After he stepped aside, Babangida was succeeded by the Head of Interim Government, Chief Ernest Shonekan. The board room guru did not understand the political setting. He was a nominal Commander-in-Chief, tossed around by soldiers. His administration lacked legitimacy. Thus, pro-democracy forces waxed stronger in their agitation for the de-annulment of the June 12, 1993 presidential election results. The interim leader was in a state of confusion. He complained that he was overwhelmed by the military politics. Barely three months later, the Minister of Defence, the late Gen. Sani Abacha, shoved him aside and assumed the reins as the Head of State.


Abacha


Abacha was the most dreadful military Head of State. Not only did he use power to the extreme, it was believed that power was actually using him.
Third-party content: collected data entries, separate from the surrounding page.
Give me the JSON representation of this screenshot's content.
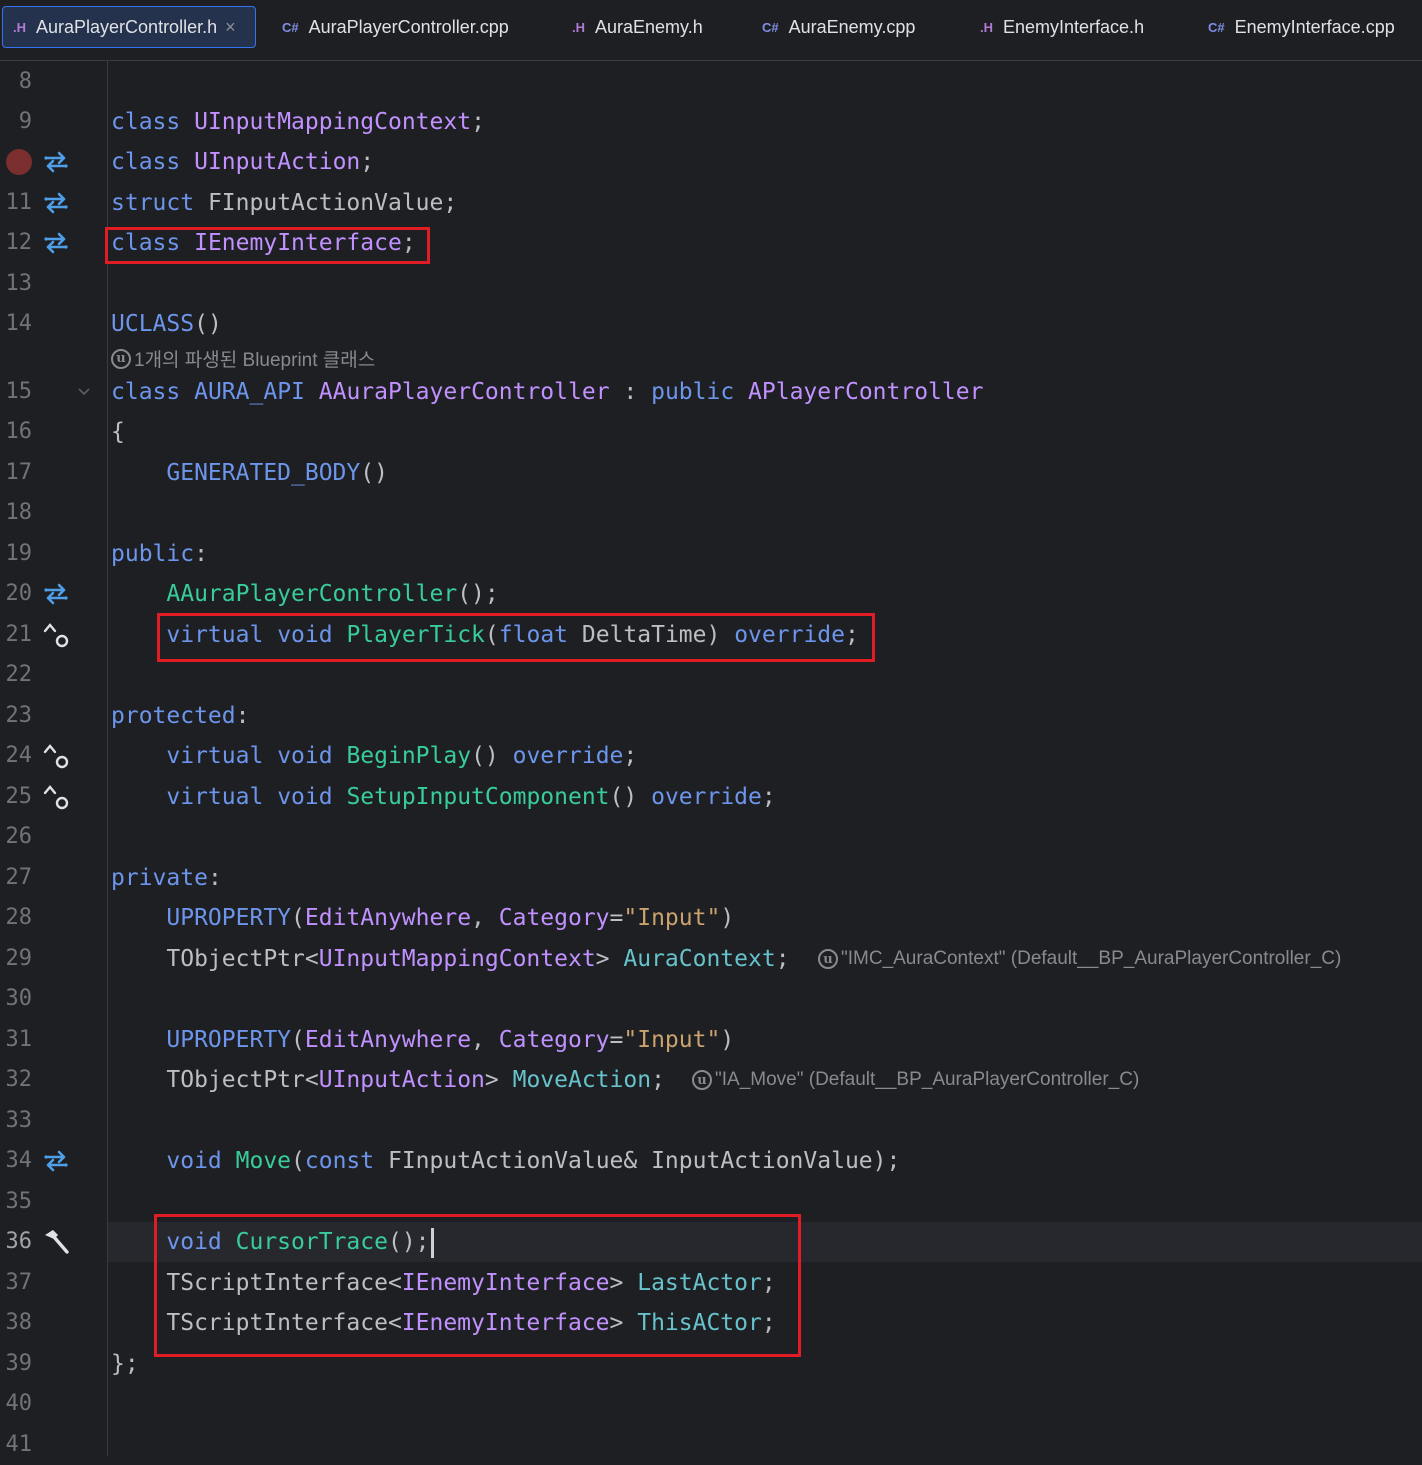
{
  "tabs": [
    {
      "label": "AuraPlayerController.h",
      "type": "h",
      "active": true
    },
    {
      "label": "AuraPlayerController.cpp",
      "type": "cpp"
    },
    {
      "label": "AuraEnemy.h",
      "type": "h"
    },
    {
      "label": "AuraEnemy.cpp",
      "type": "cpp"
    },
    {
      "label": "EnemyInterface.h",
      "type": "h"
    },
    {
      "label": "EnemyInterface.cpp",
      "type": "cpp"
    }
  ],
  "tab_icons": {
    "h": ".H",
    "cpp": "C#"
  },
  "tab_close": "×",
  "line_numbers": [
    "8",
    "9",
    "",
    "11",
    "12",
    "13",
    "14",
    "15",
    "16",
    "17",
    "18",
    "19",
    "20",
    "21",
    "22",
    "23",
    "24",
    "25",
    "26",
    "27",
    "28",
    "29",
    "30",
    "31",
    "32",
    "33",
    "34",
    "35",
    "36",
    "37",
    "38",
    "39",
    "40",
    "41"
  ],
  "current_line": "36",
  "code": {
    "l9": [
      [
        "kw",
        "class"
      ],
      [
        "pl",
        " "
      ],
      [
        "ty",
        "UInputMappingContext"
      ],
      [
        "pl",
        ";"
      ]
    ],
    "l10": [
      [
        "kw",
        "class"
      ],
      [
        "pl",
        " "
      ],
      [
        "ty",
        "UInputAction"
      ],
      [
        "pl",
        ";"
      ]
    ],
    "l11": [
      [
        "kw",
        "struct"
      ],
      [
        "pl",
        " "
      ],
      [
        "pl",
        "FInputActionValue"
      ],
      [
        "pl",
        ";"
      ]
    ],
    "l12": [
      [
        "kw",
        "class"
      ],
      [
        "pl",
        " "
      ],
      [
        "ty",
        "IEnemyInterface"
      ],
      [
        "pl",
        ";"
      ]
    ],
    "l14": [
      [
        "mac",
        "UCLASS"
      ],
      [
        "pl",
        "()"
      ]
    ],
    "l15": [
      [
        "kw",
        "class"
      ],
      [
        "pl",
        " "
      ],
      [
        "mac",
        "AURA_API"
      ],
      [
        "pl",
        " "
      ],
      [
        "ty",
        "AAuraPlayerController"
      ],
      [
        "pl",
        " : "
      ],
      [
        "kw",
        "public"
      ],
      [
        "pl",
        " "
      ],
      [
        "ty",
        "APlayerController"
      ]
    ],
    "l16": [
      [
        "pl",
        "{"
      ]
    ],
    "l17": [
      [
        "pl",
        "    "
      ],
      [
        "mac",
        "GENERATED_BODY"
      ],
      [
        "pl",
        "()"
      ]
    ],
    "l19": [
      [
        "kw",
        "public"
      ],
      [
        "pl",
        ":"
      ]
    ],
    "l20": [
      [
        "pl",
        "    "
      ],
      [
        "fn",
        "AAuraPlayerController"
      ],
      [
        "pl",
        "();"
      ]
    ],
    "l21": [
      [
        "pl",
        "    "
      ],
      [
        "kw",
        "virtual"
      ],
      [
        "pl",
        " "
      ],
      [
        "kw",
        "void"
      ],
      [
        "pl",
        " "
      ],
      [
        "fn",
        "PlayerTick"
      ],
      [
        "pl",
        "("
      ],
      [
        "kw",
        "float"
      ],
      [
        "pl",
        " DeltaTime) "
      ],
      [
        "kw",
        "override"
      ],
      [
        "pl",
        ";"
      ]
    ],
    "l23": [
      [
        "kw",
        "protected"
      ],
      [
        "pl",
        ":"
      ]
    ],
    "l24": [
      [
        "pl",
        "    "
      ],
      [
        "kw",
        "virtual"
      ],
      [
        "pl",
        " "
      ],
      [
        "kw",
        "void"
      ],
      [
        "pl",
        " "
      ],
      [
        "fn",
        "BeginPlay"
      ],
      [
        "pl",
        "() "
      ],
      [
        "kw",
        "override"
      ],
      [
        "pl",
        ";"
      ]
    ],
    "l25": [
      [
        "pl",
        "    "
      ],
      [
        "kw",
        "virtual"
      ],
      [
        "pl",
        " "
      ],
      [
        "kw",
        "void"
      ],
      [
        "pl",
        " "
      ],
      [
        "fn",
        "SetupInputComponent"
      ],
      [
        "pl",
        "() "
      ],
      [
        "kw",
        "override"
      ],
      [
        "pl",
        ";"
      ]
    ],
    "l27": [
      [
        "kw",
        "private"
      ],
      [
        "pl",
        ":"
      ]
    ],
    "l28": [
      [
        "pl",
        "    "
      ],
      [
        "mac",
        "UPROPERTY"
      ],
      [
        "pl",
        "("
      ],
      [
        "ty",
        "EditAnywhere"
      ],
      [
        "pl",
        ", "
      ],
      [
        "ty",
        "Category"
      ],
      [
        "pl",
        "="
      ],
      [
        "str",
        "\"Input\""
      ],
      [
        "pl",
        ")"
      ]
    ],
    "l29": [
      [
        "pl",
        "    "
      ],
      [
        "pl",
        "TObjectPtr<"
      ],
      [
        "ty",
        "UInputMappingContext"
      ],
      [
        "pl",
        "> "
      ],
      [
        "fld",
        "AuraContext"
      ],
      [
        "pl",
        ";"
      ]
    ],
    "l31": [
      [
        "pl",
        "    "
      ],
      [
        "mac",
        "UPROPERTY"
      ],
      [
        "pl",
        "("
      ],
      [
        "ty",
        "EditAnywhere"
      ],
      [
        "pl",
        ", "
      ],
      [
        "ty",
        "Category"
      ],
      [
        "pl",
        "="
      ],
      [
        "str",
        "\"Input\""
      ],
      [
        "pl",
        ")"
      ]
    ],
    "l32": [
      [
        "pl",
        "    "
      ],
      [
        "pl",
        "TObjectPtr<"
      ],
      [
        "ty",
        "UInputAction"
      ],
      [
        "pl",
        "> "
      ],
      [
        "fld",
        "MoveAction"
      ],
      [
        "pl",
        ";"
      ]
    ],
    "l34": [
      [
        "pl",
        "    "
      ],
      [
        "kw",
        "void"
      ],
      [
        "pl",
        " "
      ],
      [
        "fn",
        "Move"
      ],
      [
        "pl",
        "("
      ],
      [
        "kw",
        "const"
      ],
      [
        "pl",
        " FInputActionValue& InputActionValue);"
      ]
    ],
    "l36": [
      [
        "pl",
        "    "
      ],
      [
        "kw",
        "void"
      ],
      [
        "pl",
        " "
      ],
      [
        "fn",
        "CursorTrace"
      ],
      [
        "pl",
        "();"
      ]
    ],
    "l37": [
      [
        "pl",
        "    "
      ],
      [
        "pl",
        "TScriptInterface<"
      ],
      [
        "ty",
        "IEnemyInterface"
      ],
      [
        "pl",
        "> "
      ],
      [
        "fld",
        "LastActor"
      ],
      [
        "pl",
        ";"
      ]
    ],
    "l38": [
      [
        "pl",
        "    "
      ],
      [
        "pl",
        "TScriptInterface<"
      ],
      [
        "ty",
        "IEnemyInterface"
      ],
      [
        "pl",
        "> "
      ],
      [
        "fld",
        "ThisACtor"
      ],
      [
        "pl",
        ";"
      ]
    ],
    "l39": [
      [
        "pl",
        "};"
      ]
    ]
  },
  "hints": {
    "uclass": "1개의 파생된 Blueprint 클래스",
    "aura_context": "\"IMC_AuraContext\" (Default__BP_AuraPlayerController_C)",
    "move_action": "\"IA_Move\" (Default__BP_AuraPlayerController_C)",
    "ubadge": "u"
  },
  "colors": {
    "background": "#1e1f22",
    "keyword": "#6c95eb",
    "type": "#c191ff",
    "function": "#39cc9b",
    "field": "#66c3cc",
    "string": "#c9a26d",
    "highlight_box": "#e01c24",
    "breakpoint": "#7a2e2e"
  },
  "gutter_icons": {
    "breakpoint_line": "breakpoint-icon",
    "navigate": "navigate-arrows-icon",
    "override": "override-icon",
    "build": "hammer-icon"
  }
}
He waged war against human rights groups and members of the political class opposed to his misrule. He mounted pressure on the five political parties to endorse him when he wanted to transmute into a civilian President. Many, also believed that his regime was grossly corrupt. He died in 1998 in a controversial manner. The Chief of Defence Staff, Gen. Abdulsalami Abubakar, became the Head of State, following his demise.


Abdulsalami


The only thing the Head of State did was to hurriedly set up the shortest transition programme. Three parties – the Peoples Democratic Party (PDP), the All Nigerians Peoples Party (ANPP) and the Alliance for Democracy (AD) – were registered. He handed over to Obasanjo in 1999.


Obasanjo


In his second coming, Obasanjo ruled for eight years. He ruled like a soldier that he is, brooking no opposition. His regime stabilised the polity. Some reforms were carried out across the sectors. But, a deep hollow was created in the record of the administration. The symbol of democracy promoted certain anti-democratic ideas. Observers pointed out that court orders were worthless. But, Obasanjo tried to wage war against corruption by setting up the Economic and Financial Crimes Commission (EFCC) and the Independent Corrupt Practices and other Related Offences Commission (ICPC). According to analysts, the two anti-graft bodies were later used as weapons against perceived political opponents. When he left in 2007, many of the problems he inherited remained unresolved. For example, electricity could not be fixed. The infrastructure battle was half-solved. The roads remained death traps. Refineries could not be revived. Rigging became pervasive. There was a floodgate of post-election litigations.


There were also rumours that the former President was scheming for a third term. His administration ended on a controversial note.


Yar’Adua


Obasanjo was succeeded by the late Alhaji Umaru Yar’Adua, the former governor of Katsina State. He admitted riding to power on the back of a flawed elections.